Se enfrenta a 15 años y nueve meses de prisión por haber coaccionado a menores por Internet

«Me dijo que me tocara o si no se lo diría a mis padres»

05/07/2018

Un varón se enfrenta a 15 años y nueve meses de prisión por haber presuntamente coaccionado por Internet, haciéndose pasar por una mujer, a cinco menores para que se desnudaran y masturbaran.

Un varón llamado Armando P.G. se enfrenta a 15 años y nueve meses de prisión por haberse, presuntamente, aprovechado de cinco menores a las que conoció y contactó por redes sociales haciéndose pasar por la responsable de una agencia de modelos, para luego obligarlas a posar desnudas con la promesa de conseguirles trabajo. Cuando las convencía, amenazaba a las mismas con contárselo a sus respectivos padres o bien publicar los vídeos en internet con sus imágenes, si no accedían a grabarse mientras se masturbaban. Solo dos de las cinco presuntas víctimas accedieron a esto último, según relataron en la vista oral celebrada ayer ante la Audiencia Provincial.

En la misma, la única denunciante de las cinco víctimas declaró ante el tribunal que el acusado se había puesto en contacto con ella mediante la red social Badoo haciéndose pasar por una chica que trabajaba para una agencia de modelos: «Me estuvo hablando que buscaba una modelo para la marca Carolina Herrera y me fue convenciendo para posar en ropa interior y así veía como estaba de cuerpo», dijo la ahora mayor de edad en la sala. «Luego, me dijo que me grabara desnuda y, si no lo hacía, se lo iba a decir a mis padres y publicaría mis fotos en internet. Me asusté y accedí», relató la joven. Añadió que el acusado le dijo «que me tocara y que me metiera el dedo y que no parara hasta que me avisase y tuve que cumplir con eso para que no dijera nada a nadie», relató

Otra de las menores involucradas en este caso de ciberagresión sexual confesó por videoconferencia que el encausado utilizó con ella el mismo modus operandi, pero en su caso «no llegué a mandarle fotos y lo bloqueé», dijo.
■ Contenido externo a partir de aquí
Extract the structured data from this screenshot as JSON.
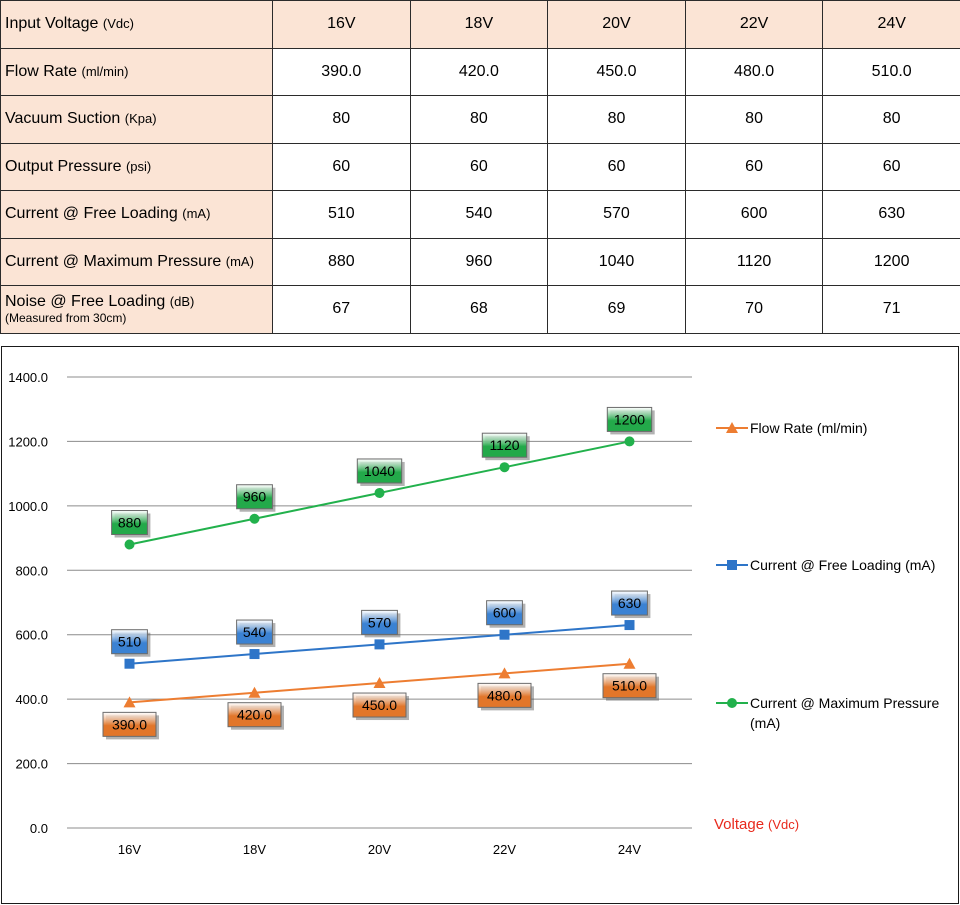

Sí pudo presuntamente coaccionar a otra niña a la que contactó por la misma vía y le dijo que «me desnudara y tocara mis partes bajas y accedí por miedo. Me dijo que me introdujera los dedos en la vagina pero lo simulé porque no quería hacerlo. Le dije como excusa», relató, «que me dolía y molestaba tocarme ahí. Luego le pregunté si iba a colgar los vídeos, me contestó que no y colgó», finalizó.

Esta menor reconoció que, en el momento de los hechos, el acusado dejó el micro del ordenador abierto «y escuchaba su respiración y tengo claro que era la de un hombre» y no la de una mujer como presuntamente se hacía pasar.

«Me amenazó con contarle a todo el mundo que soy bisexual, que buscaría mi colegio y hasta mi casa por la IP y el móvil», relató otra, a la que Armando P.G. prometió «hundirle la vida».

El resto de víctimas de este presunto ciberacosador reconocieron que el varón contactó con ellas con la misma excusa, pero no accedieron a mandarles ni fotografías ni vídeos comprometidos.

El acusado, que se acogió a su derecho a no declarar, fue detenido por estos hechos en marzo de 2014 en Alicante, su localidad de residencia y en su domicilio le fueron incautados un ordenador y un móvil en el que encontraron material que le incriminaba presuntamente en los hechos, como así reconocieron policías y peritos que participaron en la investigación.

«Los agentes del grupo Tecnológico localizaron el domicilio del acusado y procedieron a su registro y encontraron un ordenador en el que estaban las dos cuentas de correos electrónicos y redes y las conversaciones con las presuntas víctimas», dijo la agente investigadora responsable del caso.

La libre absolución.

Por su parte, el abogado del acusado pidió su libre absolución al considerar que la entrada y registro de su casa y la posterior detención vulneraron sus derechos fundamentales, además de que pidió la nulidad de la pericial y de la acusación de las víctimas al no haber ellas denunciado.